The media’s one-sided attention to public defense’s problems, and not possible solutions, perpetuates the false belief that the crisis is unsolvable. While recent media portrayals of public defenders have largely been positive—a welcome change from the rotating cast of slimy defense lawyers who populate Law and Order reruns—there is a risk that a more subtly insidious stereotype will replace the unscrupulous or ineffectual defense attorney in the public mind: the noble martyr. Many indigent defense attorneys have encountered this perception before. Public defenders are portrayed as honorable warriors throwing themselves into an impossible and unwinnable fight against an irreparable system. These attorneys sacrifice money, free time, and their own sanity for a greater calling. And while they might win some cases, they know they are ultimately facing impossible odds against an unchanging system.

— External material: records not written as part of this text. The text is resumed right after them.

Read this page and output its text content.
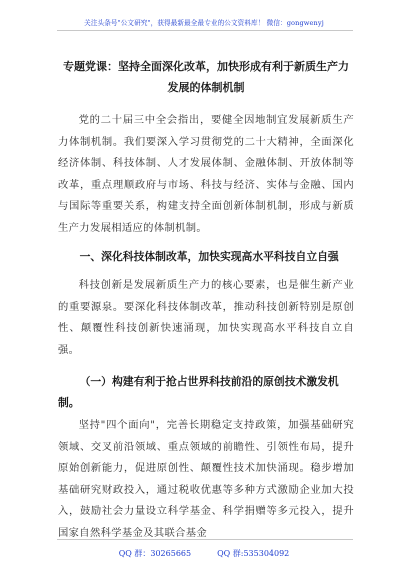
关注头条号"公文研究"，获得最新最全最专业的公文资料库！ 微信：gongwenyj

专题党课：坚持全面深化改革，加快形成有利于新质生产力发展的体制机制

党的二十届三中全会指出，要健全因地制宜发展新质生产力体制机制。我们要深入学习贯彻党的二十大精神，全面深化经济体制、科技体制、人才发展体制、金融体制、开放体制等改革，重点理顺政府与市场、科技与经济、实体与金融、国内与国际等重要关系，构建支持全面创新体制机制，形成与新质生产力发展相适应的体制机制。

一、深化科技体制改革，加快实现高水平科技自立自强

科技创新是发展新质生产力的核心要素，也是催生新产业的重要源泉。要深化科技体制改革，推动科技创新特别是原创性、颠覆性科技创新快速涌现，加快实现高水平科技自立自强。

（一）构建有利于抢占世界科技前沿的原创技术激发机制。

坚持"四个面向"，完善长期稳定支持政策，加强基础研究领域、交叉前沿领域、重点领域的前瞻性、引领性布局，提升原始创新能力，促进原创性、颠覆性技术加快涌现。稳步增加基础研究财政投入，通过税收优惠等多种方式激励企业加大投入，鼓励社会力量设立科学基金、科学捐赠等多元投入，提升国家自然科学基金及其联合基金

QQ 群：30265665	QQ 群:535304092
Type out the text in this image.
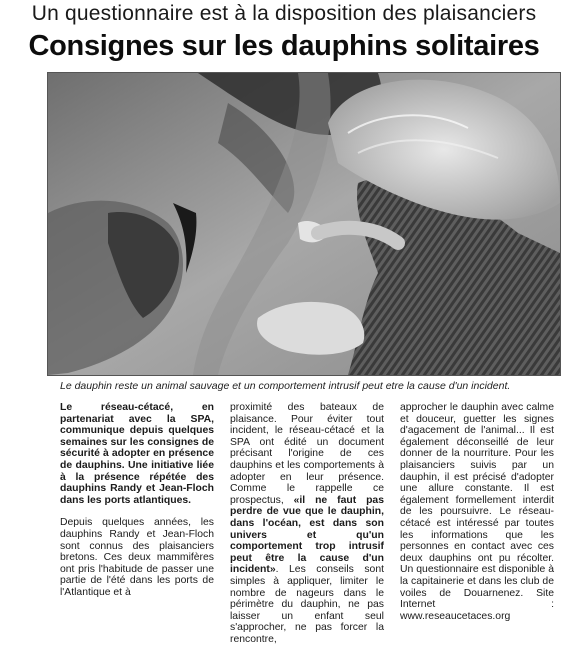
Un questionnaire est à la disposition des plaisanciers
Consignes sur les dauphins solitaires
Le dauphin reste un animal sauvage et un comportement intrusif peut etre la cause d'un incident.

Le réseau-cétacé, en partenariat avec la SPA, communique depuis quelques semaines sur les consignes de sécurité à adopter en présence de dauphins. Une initiative liée à la présence répétée des dauphins Randy et Jean-Floch dans les ports atlantiques.

Depuis quelques années, les dauphins Randy et Jean-Floch sont connus des plaisanciers bretons. Ces deux mammifères ont pris l'habitude de passer une partie de l'été dans les ports de l'Atlantique et à

proximité des bateaux de plaisance. Pour éviter tout incident, le réseau-cétacé et la SPA ont édité un document précisant l'origine de ces dauphins et les comportements à adopter en leur présence. Comme le rappelle ce prospectus, «il ne faut pas perdre de vue que le dauphin, dans l'océan, est dans son univers et qu'un comportement trop intrusif peut être la cause d'un incident». Les conseils sont simples à appliquer, limiter le nombre de nageurs dans le périmètre du dauphin, ne pas laisser un enfant seul s'approcher, ne pas forcer la rencontre,

approcher le dauphin avec calme et douceur, guetter les signes d'agacement de l'animal... Il est également déconseillé de leur donner de la nourriture. Pour les plaisanciers suivis par un dauphin, il est précisé d'adopter une allure constante. Il est également formellement interdit de les poursuivre. Le réseau-cétacé est intéressé par toutes les informations que les personnes en contact avec ces deux dauphins ont pu récolter. Un questionnaire est disponible à la capitainerie et dans les club de voiles de Douarnenez. Site Internet : www.reseaucetaces.org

This popular conception might stoke public defender egos, but it does little to improve their quality of life or the effectiveness of their representation. Any lawyer who chooses to work as a public defender or otherwise provide legal services to those who cannot afford to pay is, of course, pursuing a noble calling. But public defense work is also a job, and like any profession plagued by low pay, overwork, and high turnover, its problems are solvable. Many young attorneys enter the profession with a passion for helping those in need, but without significant student loan repayment assistance or some additional source of wealth, public defense work would mean not just an adjustment to their standard of living, but debt that is simply unmanageable. Those who can afford to live on a public defender salary too often become jaded by high caseloads that make meaningful lawyering impossible in most of their cases.
While the details of the public defense crisis, such as the exact number of new attorneys needed in each jurisdiction and what sort of training programs are most effective, warrant further study, the broad problem is widely understood: Public defense offices need more money directed at hiring more attorneys, investigators, and support staff; increasing salaries; and improving access to training. The House and Senate bills introduced this year would address these problems precisely. Rather than dismissing these measures as pipe dreams, the media should give them the attention they deserve.